L’EUDR, il nuovo regolamento 1115/2023 dell’Unione Europea sui prodotti associati alla deforestazione, entrato in vigore il 29 giugno 2023, dovrebbe avere la sua piena applicazione il 30 dicembre 2025 per le imprese medie/grandi, e il 30 giugno 2026 per le micro e piccole, ricordando come tale normativa abroghi o sostituisca l’EUTR, UE 995/2010, creato principalmente per combattere il commercio di legno illegalmente raccolto, mentre invece L’EUDR ha un campo d’azione molto più ampio non riguardante solo il legno, ma anche altri prodotti forestali o derivati.
L’introduzione di tale nuovo strumento avrà di conseguenza notevole implicazione nell’ambito del packaging di lusso, dove vengono molto utilizzati materiali quali carta di pregio, cartoni speciali, inserti in legno ed altro attinente al legno, per cui sarà fondamentale al fine di rientrare nei parametri richiesti dall’Unione Europea che i prodotti rispecchino questi tre punti principali.
- Deforestation-free: le materie prime non devono provenire da aree deforestate o degradate dopo il 31 dicembre 2020.
- Legalmente conformi: la produzione deve rispettare le leggi ambientali e forestali del Paese d’origine.
- Tracciabili: l’azienda deve poter dimostrare la geolocalizzazione delle aree di raccolta delle materie prime.
Nella fattispecie molto frequente di importazione di packaging di lusso o componenti di esso dalla Cina, che rappresenta il principale produttore mondiale globale, verso l’Unione Europea, il principale obbligo introdotto da EUDR per l’azienda importatrice sul mercato UE, sia essa un fornitore o l’utilizzatore finale, si può quindi sintetizzare nella preparazione di una complessa Dichiarazione di Conformità, chiamata anche Dichiarazione di Due Diligence, che andrà depositata nel sistema informativo EUDR dell’UE prima di immettere il prodotto sul mercato, dove andranno ampiamente inseriti documenti chiari che attestino quanto richiesto dai tre punti principali sopra indicati.

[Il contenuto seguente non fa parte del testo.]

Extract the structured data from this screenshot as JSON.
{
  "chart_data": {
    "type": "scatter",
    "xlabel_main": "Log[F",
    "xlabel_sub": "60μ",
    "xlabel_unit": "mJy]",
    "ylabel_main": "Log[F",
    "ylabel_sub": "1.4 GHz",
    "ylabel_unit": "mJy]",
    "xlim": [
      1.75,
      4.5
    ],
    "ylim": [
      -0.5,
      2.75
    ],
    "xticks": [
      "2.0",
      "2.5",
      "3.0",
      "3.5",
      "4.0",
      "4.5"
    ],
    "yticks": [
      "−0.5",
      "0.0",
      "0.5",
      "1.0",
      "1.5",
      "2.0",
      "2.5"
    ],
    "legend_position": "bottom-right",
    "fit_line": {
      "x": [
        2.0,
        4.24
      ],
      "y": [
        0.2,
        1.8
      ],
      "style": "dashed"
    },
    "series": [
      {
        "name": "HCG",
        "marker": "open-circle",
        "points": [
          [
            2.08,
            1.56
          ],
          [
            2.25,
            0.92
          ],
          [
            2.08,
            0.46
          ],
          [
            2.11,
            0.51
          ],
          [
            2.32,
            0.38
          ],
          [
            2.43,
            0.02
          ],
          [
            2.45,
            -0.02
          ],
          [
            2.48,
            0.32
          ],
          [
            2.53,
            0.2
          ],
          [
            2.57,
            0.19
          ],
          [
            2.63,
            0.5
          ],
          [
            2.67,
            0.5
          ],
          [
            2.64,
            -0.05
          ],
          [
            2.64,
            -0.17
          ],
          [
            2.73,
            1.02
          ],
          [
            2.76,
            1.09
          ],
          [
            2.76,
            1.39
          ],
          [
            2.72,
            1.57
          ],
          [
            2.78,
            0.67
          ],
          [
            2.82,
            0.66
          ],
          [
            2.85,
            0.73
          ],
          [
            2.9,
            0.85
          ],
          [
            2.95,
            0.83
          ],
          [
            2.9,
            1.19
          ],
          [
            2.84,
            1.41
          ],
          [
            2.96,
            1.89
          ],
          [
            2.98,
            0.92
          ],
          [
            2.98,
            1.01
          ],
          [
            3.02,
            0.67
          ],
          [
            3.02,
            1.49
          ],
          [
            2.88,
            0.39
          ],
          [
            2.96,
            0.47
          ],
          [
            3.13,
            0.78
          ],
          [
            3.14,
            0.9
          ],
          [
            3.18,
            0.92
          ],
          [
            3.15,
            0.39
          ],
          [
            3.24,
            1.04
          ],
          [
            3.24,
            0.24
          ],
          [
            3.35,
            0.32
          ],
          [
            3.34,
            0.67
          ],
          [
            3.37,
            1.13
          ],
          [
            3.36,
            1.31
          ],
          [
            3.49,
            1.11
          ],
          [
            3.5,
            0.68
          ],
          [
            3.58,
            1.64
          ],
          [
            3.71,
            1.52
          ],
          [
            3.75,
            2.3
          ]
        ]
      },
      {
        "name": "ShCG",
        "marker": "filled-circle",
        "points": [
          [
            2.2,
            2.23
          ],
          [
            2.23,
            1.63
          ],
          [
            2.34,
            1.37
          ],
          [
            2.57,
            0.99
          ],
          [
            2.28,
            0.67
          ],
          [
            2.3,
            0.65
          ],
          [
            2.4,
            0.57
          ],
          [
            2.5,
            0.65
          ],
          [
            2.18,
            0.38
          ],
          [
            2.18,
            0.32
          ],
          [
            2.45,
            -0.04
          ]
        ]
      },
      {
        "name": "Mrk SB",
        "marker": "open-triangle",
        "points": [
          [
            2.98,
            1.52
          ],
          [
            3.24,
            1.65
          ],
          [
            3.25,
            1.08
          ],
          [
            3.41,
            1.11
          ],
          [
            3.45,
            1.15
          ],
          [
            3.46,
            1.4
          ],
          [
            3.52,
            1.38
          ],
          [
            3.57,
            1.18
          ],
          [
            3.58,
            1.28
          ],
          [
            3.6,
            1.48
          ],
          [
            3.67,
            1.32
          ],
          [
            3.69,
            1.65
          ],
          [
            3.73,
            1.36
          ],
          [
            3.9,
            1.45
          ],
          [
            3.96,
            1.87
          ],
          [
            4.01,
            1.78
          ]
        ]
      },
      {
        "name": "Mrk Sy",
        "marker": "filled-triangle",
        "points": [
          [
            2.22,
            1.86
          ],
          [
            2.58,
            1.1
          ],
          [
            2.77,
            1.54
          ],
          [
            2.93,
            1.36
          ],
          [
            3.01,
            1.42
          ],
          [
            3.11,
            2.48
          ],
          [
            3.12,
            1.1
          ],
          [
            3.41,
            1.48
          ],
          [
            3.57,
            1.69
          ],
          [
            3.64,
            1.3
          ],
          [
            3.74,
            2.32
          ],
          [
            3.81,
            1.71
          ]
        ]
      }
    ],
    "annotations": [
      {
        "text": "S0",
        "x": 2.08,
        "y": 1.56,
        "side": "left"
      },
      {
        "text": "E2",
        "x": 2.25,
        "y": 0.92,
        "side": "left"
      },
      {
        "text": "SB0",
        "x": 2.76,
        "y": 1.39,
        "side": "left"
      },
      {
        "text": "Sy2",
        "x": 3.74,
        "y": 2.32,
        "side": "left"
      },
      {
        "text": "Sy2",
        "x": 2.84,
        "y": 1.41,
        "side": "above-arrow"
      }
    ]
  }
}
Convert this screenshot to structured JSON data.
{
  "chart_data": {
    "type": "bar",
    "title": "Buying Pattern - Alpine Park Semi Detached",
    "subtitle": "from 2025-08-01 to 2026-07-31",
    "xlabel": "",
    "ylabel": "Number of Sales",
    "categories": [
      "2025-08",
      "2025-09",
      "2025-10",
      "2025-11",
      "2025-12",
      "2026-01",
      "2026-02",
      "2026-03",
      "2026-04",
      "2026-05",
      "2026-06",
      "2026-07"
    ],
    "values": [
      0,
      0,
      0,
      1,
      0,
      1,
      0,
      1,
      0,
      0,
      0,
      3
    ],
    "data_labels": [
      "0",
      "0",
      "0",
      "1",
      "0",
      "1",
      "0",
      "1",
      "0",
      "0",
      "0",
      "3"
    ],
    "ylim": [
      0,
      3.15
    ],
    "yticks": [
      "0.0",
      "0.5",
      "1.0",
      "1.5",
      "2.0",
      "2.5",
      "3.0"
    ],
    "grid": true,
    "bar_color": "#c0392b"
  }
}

Se non si rispetteranno tali disposizioni, nella misura in cui la dichiarazione non venga suffragata da quanto richiesto, o addirittura non venga proprio inserita nel sistema, il prodotto non potrà essere immesso sul mercato dell’Unione Europea e, se fatto, sarà passibile di ritiro con sanzioni inclusive di multe, divieto di vendita, esclusione da appalti pubblici, confisca delle merci ed altro.
E’ chiaro che se l’onere della dimostrazione di quanto richiesto dal nuovo regolamento EUDR spetta a chi importa il prodotto, nella fattispecie della Cina sarà fondamentale che le aziende di tale nazione si adeguino per soddisfare le nuove richieste di trasparenza e documentazione, e in tal senso i vari fornitori dovranno fornire in particolare prove solide di origine del legno, della carta, della pelle e di altro, con la complicazione aggiuntiva derivante dal fatto che, se tali materie prime provengono da province o zone soggette a deforestazione o degrado forestale recente, possa diventare molto più complicato esportare legalmente verso la UE.
Inevitabile, tra l’altro un incremento di costi e tempi per la complessità amministrativa di ottenere certificazioni, verifiche satellitari o geografiche, documenti legali, audit esterni, motivo per cui l’iniziale entrata in vigore del nuovo regolamento EUDR sia stata posticipata di un anno esatto rispetto alla data originaria, ma il nuovo concetto introdotto di “deforestation-free” potrà sicuramente essere sarà un argomento molto forte per i brand, specie quelli del lusso, da utilizzare quale vantaggio competitivo nell’ottica della sempre maggiore esigenza legata alla valorizzazione della sostenibilità, ma al tempo stesso ulteriore garanzia di affidabilità e serietà per le produzioni dell’Estremo Oriente, soprattutto della Cina.
In definitiva L’EUDR rappresenta una regolamentazione rigida ma indispensabile, in un contesto storico rappresentato da un sempre maggior bisogno di sostenibilità ambientale, che può diventare una forte leva di marketing per le aziende che potranno porsi nei confronti dei consumatori come dei pionieri, aspetto che specie nell’ambito del lusso dovrebbe aumentare ulteriormente il valore percepito del brand non misurabile più solo con l’esclusività estetica, ma anche con la responsabilità, senza trascurare per quanto riguarda in particolare le produzioni cinesi una definitiva garanzia di trasparenza.